Using a variety of statistical methods, including decision tree algorithms, self-organizing maps, and latent class analysis,
marketers can marry the responses with the physicians' demographic data and prescribing behaviors and identify the variables
that cause greatest differentiation. Out of dozens of variables, typically the top four or five variables as identified by
the segmentation technique determine the segment physicians will fall into. As one might expect, that segmentation differs
from product to product, depending on the characteristics of the therapeutic category and the drug in question.

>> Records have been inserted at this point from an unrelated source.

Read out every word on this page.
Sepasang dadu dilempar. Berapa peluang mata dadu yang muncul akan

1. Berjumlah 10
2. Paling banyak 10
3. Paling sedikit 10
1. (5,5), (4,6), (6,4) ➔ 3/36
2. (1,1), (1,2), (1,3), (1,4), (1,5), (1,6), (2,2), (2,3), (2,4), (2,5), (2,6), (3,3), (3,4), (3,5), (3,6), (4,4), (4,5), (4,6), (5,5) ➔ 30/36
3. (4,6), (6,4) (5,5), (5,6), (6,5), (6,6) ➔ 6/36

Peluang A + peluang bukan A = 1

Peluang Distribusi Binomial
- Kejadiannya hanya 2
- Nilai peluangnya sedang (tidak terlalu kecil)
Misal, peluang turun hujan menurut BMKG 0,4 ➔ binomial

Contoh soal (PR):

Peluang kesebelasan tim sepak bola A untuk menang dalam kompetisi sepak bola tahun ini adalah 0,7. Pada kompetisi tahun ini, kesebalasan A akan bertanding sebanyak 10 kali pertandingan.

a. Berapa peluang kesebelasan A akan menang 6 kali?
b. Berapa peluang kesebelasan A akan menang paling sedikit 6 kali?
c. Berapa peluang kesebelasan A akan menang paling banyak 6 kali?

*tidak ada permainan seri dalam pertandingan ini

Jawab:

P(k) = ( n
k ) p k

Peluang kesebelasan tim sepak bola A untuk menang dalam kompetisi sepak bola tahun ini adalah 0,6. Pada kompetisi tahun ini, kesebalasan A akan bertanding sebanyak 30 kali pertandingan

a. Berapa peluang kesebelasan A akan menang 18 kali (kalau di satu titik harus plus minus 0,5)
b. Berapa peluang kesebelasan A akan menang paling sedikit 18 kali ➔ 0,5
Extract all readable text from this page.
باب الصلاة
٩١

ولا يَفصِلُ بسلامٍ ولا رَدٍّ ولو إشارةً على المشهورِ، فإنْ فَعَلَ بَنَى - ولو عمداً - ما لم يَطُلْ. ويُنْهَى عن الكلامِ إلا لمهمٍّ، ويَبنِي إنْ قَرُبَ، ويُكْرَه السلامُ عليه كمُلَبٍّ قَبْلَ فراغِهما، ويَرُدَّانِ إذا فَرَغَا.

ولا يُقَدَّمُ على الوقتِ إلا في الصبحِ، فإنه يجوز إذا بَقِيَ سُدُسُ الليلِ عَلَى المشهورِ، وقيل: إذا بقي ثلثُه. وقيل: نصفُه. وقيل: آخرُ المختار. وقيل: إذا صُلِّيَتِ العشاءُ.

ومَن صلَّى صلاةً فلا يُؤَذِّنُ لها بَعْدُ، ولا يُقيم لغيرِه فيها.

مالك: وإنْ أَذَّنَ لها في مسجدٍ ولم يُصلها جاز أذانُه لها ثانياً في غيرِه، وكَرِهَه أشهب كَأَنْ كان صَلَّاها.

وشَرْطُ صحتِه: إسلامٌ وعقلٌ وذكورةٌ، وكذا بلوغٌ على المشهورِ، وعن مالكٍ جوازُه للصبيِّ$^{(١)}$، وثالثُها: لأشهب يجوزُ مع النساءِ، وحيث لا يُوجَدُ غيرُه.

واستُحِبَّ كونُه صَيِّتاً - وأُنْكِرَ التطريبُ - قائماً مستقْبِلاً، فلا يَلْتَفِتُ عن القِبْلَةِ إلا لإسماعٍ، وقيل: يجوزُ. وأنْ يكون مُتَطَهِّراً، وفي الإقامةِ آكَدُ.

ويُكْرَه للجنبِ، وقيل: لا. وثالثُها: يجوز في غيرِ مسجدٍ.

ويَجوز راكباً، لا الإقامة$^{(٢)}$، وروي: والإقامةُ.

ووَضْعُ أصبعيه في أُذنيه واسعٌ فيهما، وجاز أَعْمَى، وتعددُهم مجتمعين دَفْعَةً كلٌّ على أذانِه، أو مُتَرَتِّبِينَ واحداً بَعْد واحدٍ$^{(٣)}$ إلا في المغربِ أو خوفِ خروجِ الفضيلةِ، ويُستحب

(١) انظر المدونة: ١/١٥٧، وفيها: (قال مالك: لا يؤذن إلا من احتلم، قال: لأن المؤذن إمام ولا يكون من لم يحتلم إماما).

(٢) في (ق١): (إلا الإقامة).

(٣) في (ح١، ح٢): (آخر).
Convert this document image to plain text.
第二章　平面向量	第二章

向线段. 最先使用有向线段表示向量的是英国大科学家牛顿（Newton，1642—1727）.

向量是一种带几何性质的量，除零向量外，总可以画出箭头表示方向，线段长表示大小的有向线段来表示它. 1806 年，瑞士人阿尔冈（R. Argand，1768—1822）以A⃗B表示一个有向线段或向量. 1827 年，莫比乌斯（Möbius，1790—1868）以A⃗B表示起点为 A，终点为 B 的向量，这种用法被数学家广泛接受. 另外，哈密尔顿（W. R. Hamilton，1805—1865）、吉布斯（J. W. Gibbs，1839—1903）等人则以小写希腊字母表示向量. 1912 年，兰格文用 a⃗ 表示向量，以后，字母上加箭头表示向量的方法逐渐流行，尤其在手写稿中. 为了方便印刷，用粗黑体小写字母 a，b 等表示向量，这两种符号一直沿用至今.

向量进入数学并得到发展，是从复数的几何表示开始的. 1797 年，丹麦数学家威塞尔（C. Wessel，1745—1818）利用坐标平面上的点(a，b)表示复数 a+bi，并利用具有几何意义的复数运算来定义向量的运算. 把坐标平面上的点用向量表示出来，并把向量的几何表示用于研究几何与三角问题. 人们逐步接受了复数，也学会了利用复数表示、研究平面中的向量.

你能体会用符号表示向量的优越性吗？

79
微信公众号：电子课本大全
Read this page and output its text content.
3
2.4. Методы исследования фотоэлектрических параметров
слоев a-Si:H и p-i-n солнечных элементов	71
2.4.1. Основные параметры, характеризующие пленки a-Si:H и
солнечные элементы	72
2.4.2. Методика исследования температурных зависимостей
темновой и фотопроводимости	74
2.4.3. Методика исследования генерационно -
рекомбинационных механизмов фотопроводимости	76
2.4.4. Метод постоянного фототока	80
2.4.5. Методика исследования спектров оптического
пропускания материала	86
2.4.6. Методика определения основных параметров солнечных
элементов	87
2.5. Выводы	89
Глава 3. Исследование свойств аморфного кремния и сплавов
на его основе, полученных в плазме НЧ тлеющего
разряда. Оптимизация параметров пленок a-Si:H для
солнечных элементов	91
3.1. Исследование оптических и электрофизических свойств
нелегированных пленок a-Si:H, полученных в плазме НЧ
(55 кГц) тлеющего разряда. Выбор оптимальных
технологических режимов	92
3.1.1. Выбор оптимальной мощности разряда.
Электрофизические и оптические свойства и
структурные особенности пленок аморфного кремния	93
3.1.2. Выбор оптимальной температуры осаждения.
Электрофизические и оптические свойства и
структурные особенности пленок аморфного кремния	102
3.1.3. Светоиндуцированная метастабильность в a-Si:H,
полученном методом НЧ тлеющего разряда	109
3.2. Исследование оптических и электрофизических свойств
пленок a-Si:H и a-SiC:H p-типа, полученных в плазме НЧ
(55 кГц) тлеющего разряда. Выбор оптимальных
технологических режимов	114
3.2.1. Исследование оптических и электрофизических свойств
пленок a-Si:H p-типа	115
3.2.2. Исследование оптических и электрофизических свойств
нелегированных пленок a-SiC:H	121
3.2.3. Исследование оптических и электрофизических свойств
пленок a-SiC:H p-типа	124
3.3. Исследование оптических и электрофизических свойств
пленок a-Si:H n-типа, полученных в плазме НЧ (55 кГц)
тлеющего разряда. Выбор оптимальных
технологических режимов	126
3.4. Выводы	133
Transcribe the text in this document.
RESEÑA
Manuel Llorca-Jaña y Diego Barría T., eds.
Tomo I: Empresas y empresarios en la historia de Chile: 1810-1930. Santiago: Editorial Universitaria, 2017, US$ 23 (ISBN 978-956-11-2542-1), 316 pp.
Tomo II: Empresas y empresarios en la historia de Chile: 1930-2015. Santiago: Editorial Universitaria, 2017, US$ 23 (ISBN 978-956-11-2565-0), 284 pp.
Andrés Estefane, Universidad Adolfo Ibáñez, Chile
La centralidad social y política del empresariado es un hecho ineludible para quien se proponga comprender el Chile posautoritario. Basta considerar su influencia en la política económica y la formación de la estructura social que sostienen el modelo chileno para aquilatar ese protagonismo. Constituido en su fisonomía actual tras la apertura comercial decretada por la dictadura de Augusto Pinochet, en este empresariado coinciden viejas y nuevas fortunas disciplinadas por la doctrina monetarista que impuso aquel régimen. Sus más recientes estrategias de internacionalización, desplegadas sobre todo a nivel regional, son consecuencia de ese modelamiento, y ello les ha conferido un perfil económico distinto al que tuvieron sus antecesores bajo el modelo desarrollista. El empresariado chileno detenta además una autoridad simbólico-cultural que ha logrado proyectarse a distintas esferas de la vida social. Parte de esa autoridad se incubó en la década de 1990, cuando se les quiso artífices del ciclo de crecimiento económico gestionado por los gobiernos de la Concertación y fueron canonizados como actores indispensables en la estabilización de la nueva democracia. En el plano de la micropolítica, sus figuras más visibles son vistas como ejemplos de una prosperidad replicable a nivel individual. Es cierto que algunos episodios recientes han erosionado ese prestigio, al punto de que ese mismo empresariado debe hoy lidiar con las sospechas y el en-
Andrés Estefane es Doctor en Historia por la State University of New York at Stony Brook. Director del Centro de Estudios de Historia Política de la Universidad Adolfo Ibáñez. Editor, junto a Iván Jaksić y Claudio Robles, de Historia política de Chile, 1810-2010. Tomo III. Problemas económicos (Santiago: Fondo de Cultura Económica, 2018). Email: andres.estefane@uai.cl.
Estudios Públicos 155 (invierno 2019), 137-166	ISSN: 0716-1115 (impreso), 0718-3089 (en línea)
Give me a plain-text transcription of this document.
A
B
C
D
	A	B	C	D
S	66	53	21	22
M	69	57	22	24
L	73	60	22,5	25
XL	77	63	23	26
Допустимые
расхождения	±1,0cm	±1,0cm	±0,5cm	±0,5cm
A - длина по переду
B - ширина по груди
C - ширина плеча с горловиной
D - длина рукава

During the analysis phase, executives profile and name the segments to begin building a predictive model. Some physicians
might fall into a segment described as "product innovator" and "rep friendly," others into "product conservative" and "rep
unfriendly." (See "A Closer Look," page 70.) Once the segments are defined, secondary information, such as prescribing behavior
data, managed care influences, and group practice membership help shape the predictive model that projects the segments all
doctors within the target market will fall into. And once companies assign physicians to segments, they can automatically
deduce their psychographics and attitudes because the segments were initially developed with primary, representative research
on those variables.
Analysis is Not Enough
Definition and analsis of segments, and the ability to project psychographics and attitudes, are meaningless unless they are
used to transform a pharma company's marketing and sales processes.
In the application phase, the internal stakeholders agree on the marketing messages, as well as the sales and media mixes
for each physician segment. To develop marketing strategies, the team revisits the responses to survey questions that helped
determine physician segments in the first place. For example, do physicians in a particular segment find sales reps useful
in keeping them informed of the latest treatments? In prescribing new therapies, do doctors base their decisions on who the
manufacturer is? Does a particular segment enjoy socializing with, and is it influenced by, leaders in its field? The survey
also produces significant information regarding how, in doctors' minds, the product is competitively positioned within the
market, based on critical attributes such as efficacy, tolerability, and side effects.
Factoring in all such data, pharma executives can develop marketing and sales approaches for each segment. During that process,
marketers need to take a hard look at all current promotional materials. Some may still be usable, while new collateral material
may need to be created. Marketers may even determine that sales reps shouldn't visit some segments, even those that contain
high prescribers, if they are unreceptive to detailing or if the possibility of those physicians prescribing the company's
drug is very low. As an alternative to an in-person detail, companies may find that using direct mail or e-detailing is more
productive and cost-efficient for those groups.
For segments that sales reps should concentrate on, the promotional plan will indicate
- detail frequency
- messages to support the product and messages to counter physicians' objections
- what materials to exclude
- what other promotional tools-such as e-letters, thought leadership and peer influence programs, and programs for fellows/clinical
liaison and medical information scientists, should supplement the detail.
"The result of the segmentation process can't be academic," says UCB Pharma's Banet. "If you use the word 'psychographic'
with a sales rep, he or she will immediately tune you out. They want to know how to be more effective. Is this physician interested
in clinical data? Is he or she influenced by peers?
"The final product must have real-world implications for interacting with doctors. When a rep identifies a doctor as a 'segment
number six,' that rep should immediately be able to paint a picture of what that doctor's characteristics and needs are and
be able to customize their message accordingly. At the end of the day, we need something that's not only strategic, but tactical
Piloting Pays Off
Before completely rolling out such a program, companies should implement a pilot involving a small percentage of the sales
staff. It's important to ensure that participating reps are appropriately compensated, no matter how the effort turns out.
To make the assessment valid, executives must carefully choose test and control territories. Companies that quantify the effectiveness
of the integrated segmentation approach by tracking and measuring results help gain assurance that it works before the full
roll-out. In addition, assuming the results are positive, the rest of the sales force subsequently will be more willing to
adopt the concept when companies implement it companywide.
To further strengthen sales rep buy-in, marketers should share how they developed the segments and administer exercises that
engage reps in the process. Role playing, in which reps interact with mock physicians, can also teach reps how to best employ
the recommended strategies and counter physician arguments against product positioning. No predictive model is 100 percent
accurate. However, integrated segmentation can predict the correct segment for any given doctor with 75 80 percent accuracy.
For the rest, sales reps are armed with one or two questions to ask physicians or their staff that will tease out the appropriate
segment membership. The response to "How concerned are you about managing your patients' pain?," for example, can confirm
whether a doctor has been accurately placed in a segment or whether he or she should be moved into an adjacent one.
Finally, no pharma company using an integrated segmentation approach can afford to be satisfied with a single study at one
point in time. Doctors and markets are constantly evolving. Marketers should review segments and the physicians within them
annually or after every major new development.